Owen Egerton, director of horror movies such as Mercy Black and Blood Fest, is also a talented novelist. In his recent book Hollow, a religious studies professor who is mourning the loss of his son becomes fixated on the idea that the center of the Earth is inhabited by an advanced civilization.
“Hollow is the intersection of two obsessions, one being the Book of Job and the other being Hollow Earth Theory,” Egerton says in Episode 444 of the Geek’s Guide to the Galaxy podcast. “Who knew that those two intersected? But I think they were meant to be.”
The idea of a Hollow Earth may sound ridiculous, but the theory was once taken seriously by scientists and politicians, and even today it still has a few diehard adherents. “Almost every book event I did for Hollow, there would be one or two people at the back of the room, and they’d be really excited that I’d written this book, and I think really disappointed when I started saying the Earth is not hollow,” Egerton says.
To get to the bottom of the theory, Egerton even volunteered to sail to the North Pole on a Russian icebreaker as part of an expedition to locate an entrance to the Hollow Earth. (Hollow Earth lore holds that giant holes, known as Symmes Holes, are located at either pole.) Unfortunately the trip never happened, at least as far as he knows.
“It kind of went in and out of being able to happen,” Egerton says. “It was funded, and then it was going to have to be funded by people sending money, and it’s kind of gone up and down. But who knows? We might not be hearing from them for a few years, and then they’ll come out of the South Pole, and the world will have changed.”
While he was writing the book, Egerton viewed the Hollow Earth Theory as a bit of harmless fun, but recent events have made him reconsider that view. “When I was writing about the Hollow Earth, I was celebrating people’s ability to believe what was obviously not true,” he says. “But as the book came to be, and as Donald Trump was elected, I found more and more that those conspiracy theories weren’t so cute, that that power could move in a bunch of different ways—and a dangerous way.”
Listen to the complete interview with Owen Egerton in Episode 444 of Geek’s Guide to the Galaxy (above). And check out some highlights from the discussion below.
Owen Egerton on the Alamo Drafthouse:
“It introduced me to a community of like-minded nitwits, and also that was really my film school. I would stay and watch these bizarre movies, some of them classics of cinema and others drive-in movies that Tim League had purchased. There was a period where Tim League basically heard about a drive-in that was going out of business, and he just bought all their movies. He didn’t know what they were. He drove up to—I think—Oklahoma, drove back, breaking the pickup truck that he had loaded all of these prints into, and basically he said, ‘Once a week, people can come in for free—because I don’t know what these movies are, because they’re not labeled—and we’re just going to watch them, and we’ll figure it out as we go along.’”

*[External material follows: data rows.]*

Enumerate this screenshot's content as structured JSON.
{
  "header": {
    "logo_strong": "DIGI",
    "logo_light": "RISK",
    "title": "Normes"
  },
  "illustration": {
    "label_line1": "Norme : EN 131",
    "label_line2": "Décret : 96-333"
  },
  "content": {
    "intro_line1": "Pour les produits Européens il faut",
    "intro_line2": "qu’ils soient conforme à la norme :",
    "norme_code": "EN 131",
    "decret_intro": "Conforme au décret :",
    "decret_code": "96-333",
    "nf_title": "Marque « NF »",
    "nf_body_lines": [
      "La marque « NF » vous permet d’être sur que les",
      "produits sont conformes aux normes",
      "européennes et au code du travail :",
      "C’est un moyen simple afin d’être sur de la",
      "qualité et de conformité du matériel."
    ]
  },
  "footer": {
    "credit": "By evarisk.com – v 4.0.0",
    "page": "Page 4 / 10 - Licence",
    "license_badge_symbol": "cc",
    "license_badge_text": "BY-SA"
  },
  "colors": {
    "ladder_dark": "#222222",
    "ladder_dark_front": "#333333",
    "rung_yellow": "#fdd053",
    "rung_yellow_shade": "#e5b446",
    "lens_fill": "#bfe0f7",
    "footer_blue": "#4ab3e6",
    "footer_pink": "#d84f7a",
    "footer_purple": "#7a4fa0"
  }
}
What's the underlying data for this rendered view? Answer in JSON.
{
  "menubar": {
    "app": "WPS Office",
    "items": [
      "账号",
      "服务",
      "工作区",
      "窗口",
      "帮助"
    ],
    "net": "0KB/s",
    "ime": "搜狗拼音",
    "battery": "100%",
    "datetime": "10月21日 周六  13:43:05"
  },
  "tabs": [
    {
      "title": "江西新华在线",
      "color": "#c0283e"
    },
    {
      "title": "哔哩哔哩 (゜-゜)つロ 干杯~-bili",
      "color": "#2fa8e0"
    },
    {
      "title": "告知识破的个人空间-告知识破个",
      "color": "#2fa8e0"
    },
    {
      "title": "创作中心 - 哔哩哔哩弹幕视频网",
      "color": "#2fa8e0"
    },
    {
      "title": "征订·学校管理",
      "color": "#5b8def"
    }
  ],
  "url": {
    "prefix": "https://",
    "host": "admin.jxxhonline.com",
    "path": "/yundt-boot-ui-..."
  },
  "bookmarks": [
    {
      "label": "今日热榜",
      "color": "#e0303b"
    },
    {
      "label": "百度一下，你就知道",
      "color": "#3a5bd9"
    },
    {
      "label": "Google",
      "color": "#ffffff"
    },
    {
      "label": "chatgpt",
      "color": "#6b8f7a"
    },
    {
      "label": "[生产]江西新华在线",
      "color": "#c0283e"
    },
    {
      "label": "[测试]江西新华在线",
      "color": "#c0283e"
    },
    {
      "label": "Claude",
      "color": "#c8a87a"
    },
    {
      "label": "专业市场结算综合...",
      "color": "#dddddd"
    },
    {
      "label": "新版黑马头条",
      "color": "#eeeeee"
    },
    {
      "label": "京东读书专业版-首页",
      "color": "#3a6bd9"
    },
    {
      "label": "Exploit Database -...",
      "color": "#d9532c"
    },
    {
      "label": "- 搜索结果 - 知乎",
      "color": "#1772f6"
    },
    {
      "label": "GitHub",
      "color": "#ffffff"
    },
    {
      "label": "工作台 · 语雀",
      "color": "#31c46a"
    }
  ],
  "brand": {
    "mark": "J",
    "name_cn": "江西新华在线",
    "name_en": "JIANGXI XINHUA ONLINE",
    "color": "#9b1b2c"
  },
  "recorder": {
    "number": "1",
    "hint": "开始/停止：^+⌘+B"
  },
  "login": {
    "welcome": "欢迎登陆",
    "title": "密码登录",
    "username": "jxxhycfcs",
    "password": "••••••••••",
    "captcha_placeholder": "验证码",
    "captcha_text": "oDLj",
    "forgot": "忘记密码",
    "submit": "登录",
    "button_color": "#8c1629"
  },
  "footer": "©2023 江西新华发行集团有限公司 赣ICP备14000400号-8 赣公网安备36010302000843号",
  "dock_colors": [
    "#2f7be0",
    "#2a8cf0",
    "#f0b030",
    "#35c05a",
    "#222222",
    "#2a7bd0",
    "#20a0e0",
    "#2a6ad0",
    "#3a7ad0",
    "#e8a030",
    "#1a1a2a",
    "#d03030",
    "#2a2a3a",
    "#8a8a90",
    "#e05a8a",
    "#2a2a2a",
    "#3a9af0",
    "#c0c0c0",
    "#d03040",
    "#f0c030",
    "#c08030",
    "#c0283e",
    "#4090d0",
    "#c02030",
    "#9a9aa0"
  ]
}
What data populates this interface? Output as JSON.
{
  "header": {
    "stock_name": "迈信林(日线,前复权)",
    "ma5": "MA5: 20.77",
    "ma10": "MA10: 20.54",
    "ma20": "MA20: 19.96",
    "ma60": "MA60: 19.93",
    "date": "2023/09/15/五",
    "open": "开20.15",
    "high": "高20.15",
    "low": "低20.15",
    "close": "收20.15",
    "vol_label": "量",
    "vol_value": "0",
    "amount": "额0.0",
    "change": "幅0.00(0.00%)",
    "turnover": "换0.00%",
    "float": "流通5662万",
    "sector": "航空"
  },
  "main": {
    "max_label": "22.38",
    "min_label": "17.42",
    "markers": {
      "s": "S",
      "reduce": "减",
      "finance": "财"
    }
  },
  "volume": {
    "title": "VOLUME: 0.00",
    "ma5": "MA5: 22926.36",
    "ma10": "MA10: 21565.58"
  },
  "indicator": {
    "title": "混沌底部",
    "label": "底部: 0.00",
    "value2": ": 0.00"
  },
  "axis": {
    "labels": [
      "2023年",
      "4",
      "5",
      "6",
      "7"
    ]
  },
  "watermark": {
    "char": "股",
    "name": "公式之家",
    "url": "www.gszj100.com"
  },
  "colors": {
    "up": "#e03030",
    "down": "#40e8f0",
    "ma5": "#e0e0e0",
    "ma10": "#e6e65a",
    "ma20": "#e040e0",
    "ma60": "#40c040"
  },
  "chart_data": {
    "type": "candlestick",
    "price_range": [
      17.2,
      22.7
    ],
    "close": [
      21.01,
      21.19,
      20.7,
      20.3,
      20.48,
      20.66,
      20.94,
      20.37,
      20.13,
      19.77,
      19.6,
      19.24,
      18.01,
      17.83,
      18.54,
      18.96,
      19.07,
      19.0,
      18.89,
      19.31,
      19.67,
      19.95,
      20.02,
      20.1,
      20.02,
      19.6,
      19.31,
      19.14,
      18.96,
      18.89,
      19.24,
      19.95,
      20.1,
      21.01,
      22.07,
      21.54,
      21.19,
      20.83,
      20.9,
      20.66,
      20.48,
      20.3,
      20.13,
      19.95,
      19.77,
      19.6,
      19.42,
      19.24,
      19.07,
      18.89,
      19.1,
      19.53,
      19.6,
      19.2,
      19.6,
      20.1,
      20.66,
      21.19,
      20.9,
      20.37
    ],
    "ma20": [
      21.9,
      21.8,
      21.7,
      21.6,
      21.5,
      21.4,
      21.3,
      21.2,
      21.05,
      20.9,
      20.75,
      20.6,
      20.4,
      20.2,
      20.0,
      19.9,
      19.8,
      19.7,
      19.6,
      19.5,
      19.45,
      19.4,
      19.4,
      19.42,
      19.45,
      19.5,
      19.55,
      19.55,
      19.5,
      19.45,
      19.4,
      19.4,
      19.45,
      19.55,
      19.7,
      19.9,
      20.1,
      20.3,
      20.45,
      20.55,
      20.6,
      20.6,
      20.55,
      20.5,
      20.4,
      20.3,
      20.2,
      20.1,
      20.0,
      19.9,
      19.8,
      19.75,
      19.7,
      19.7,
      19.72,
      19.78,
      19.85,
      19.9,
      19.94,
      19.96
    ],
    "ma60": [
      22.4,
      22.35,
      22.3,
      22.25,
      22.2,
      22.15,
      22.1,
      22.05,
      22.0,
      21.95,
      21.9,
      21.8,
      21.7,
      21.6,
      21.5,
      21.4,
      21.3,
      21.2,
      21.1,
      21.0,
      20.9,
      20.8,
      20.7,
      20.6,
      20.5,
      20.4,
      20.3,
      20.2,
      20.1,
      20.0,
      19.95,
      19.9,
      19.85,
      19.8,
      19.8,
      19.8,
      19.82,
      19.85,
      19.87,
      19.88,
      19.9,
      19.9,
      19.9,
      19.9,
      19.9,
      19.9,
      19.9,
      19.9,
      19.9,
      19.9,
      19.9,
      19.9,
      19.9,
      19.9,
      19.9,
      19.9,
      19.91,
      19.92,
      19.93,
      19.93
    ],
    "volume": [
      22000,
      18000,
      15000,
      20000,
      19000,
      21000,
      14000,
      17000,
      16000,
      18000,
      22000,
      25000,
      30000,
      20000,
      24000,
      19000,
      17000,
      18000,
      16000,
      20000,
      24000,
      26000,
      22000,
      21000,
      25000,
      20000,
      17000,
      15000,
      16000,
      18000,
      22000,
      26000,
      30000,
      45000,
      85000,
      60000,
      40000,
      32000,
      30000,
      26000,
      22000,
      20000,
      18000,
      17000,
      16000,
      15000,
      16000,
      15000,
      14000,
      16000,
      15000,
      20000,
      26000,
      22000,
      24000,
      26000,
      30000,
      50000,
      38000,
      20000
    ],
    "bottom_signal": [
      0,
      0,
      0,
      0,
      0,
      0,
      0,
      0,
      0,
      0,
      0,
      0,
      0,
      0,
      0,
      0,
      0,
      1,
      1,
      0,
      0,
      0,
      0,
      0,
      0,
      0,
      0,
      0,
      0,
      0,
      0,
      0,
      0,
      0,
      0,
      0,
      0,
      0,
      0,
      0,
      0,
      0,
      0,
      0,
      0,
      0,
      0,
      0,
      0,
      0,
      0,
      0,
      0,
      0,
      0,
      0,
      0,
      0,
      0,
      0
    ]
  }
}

Owen Egerton on directing:
“I got a call one day, and it was Jason Blum, and Jason Blum was like, ‘Yes, we want to purchase this script.’ And I said, ‘That’s great. There’s only one thing. Another group is kind of interested in it, and they were going to let me direct.’ And he’s like, ‘Oh, you want to direct, huh?’ I said, ‘Yeah.’ And he said, ‘Have you ever done it?’ I’m like, ‘Yeah, my first film just played at Fantastic Fest a week ago.’ And he’s like, ‘Send me a link. I’ll watch it during lunch.’ So I did, and I’ve got to tell you, that was not an easy day for me. I was like, ‘What is happening? Jason Blum is watching my film!’ And he called me back later that day and said, ‘We’ll make you a deal. We can find a way for you to direct this. Let’s do it.’”
Owen Egerton on horror:
“I think, often, when the bigger studios get very excited about horror, when they see what a low-budget film can do—that sort of breaks the rules and frightens people by giving them something outside of the lines—all too often a studio sort of swarms in and says, ‘Let’s take that, and we’re going to clean it up, and we’re going to polish all the rough edges, and we’re going to give people something much safer and much more commercialized. And you find that happens again and again, with different franchises, and different horror intellectual properties. But overall I think horror is in a great place. Horror is far from dead. It’s alive and kicking. It’s kicking ass. And I don’t just mean that it’s raking in the money. I mean there are more voices, more diverse points of view coming into these stories, which is just making the buffet all the more delicious.”
Owen Egerton on Hollow:
“The ideas that I think work best for me start with a question, a nagging question. And for me, this question was: What is at the heart of the universe? These horrible things happen, people suffer, and people are lonely, and people are lost to each other, and also there’s such beauty—there are sunrises and babies. Both of these exist at the exact same time, and I was trying to understand, ‘Well, what does that mean? Is there a heart at the center of the universe?’ Which it turns out is the question that the Book of Job asks. … I read different translations—Stephen Mitchell’s translation really affected me, and his essays about it. A lot of different writings and thoughts on it. I just keep coming back to that question: What does it mean that the universe is both so painful and so beautiful?”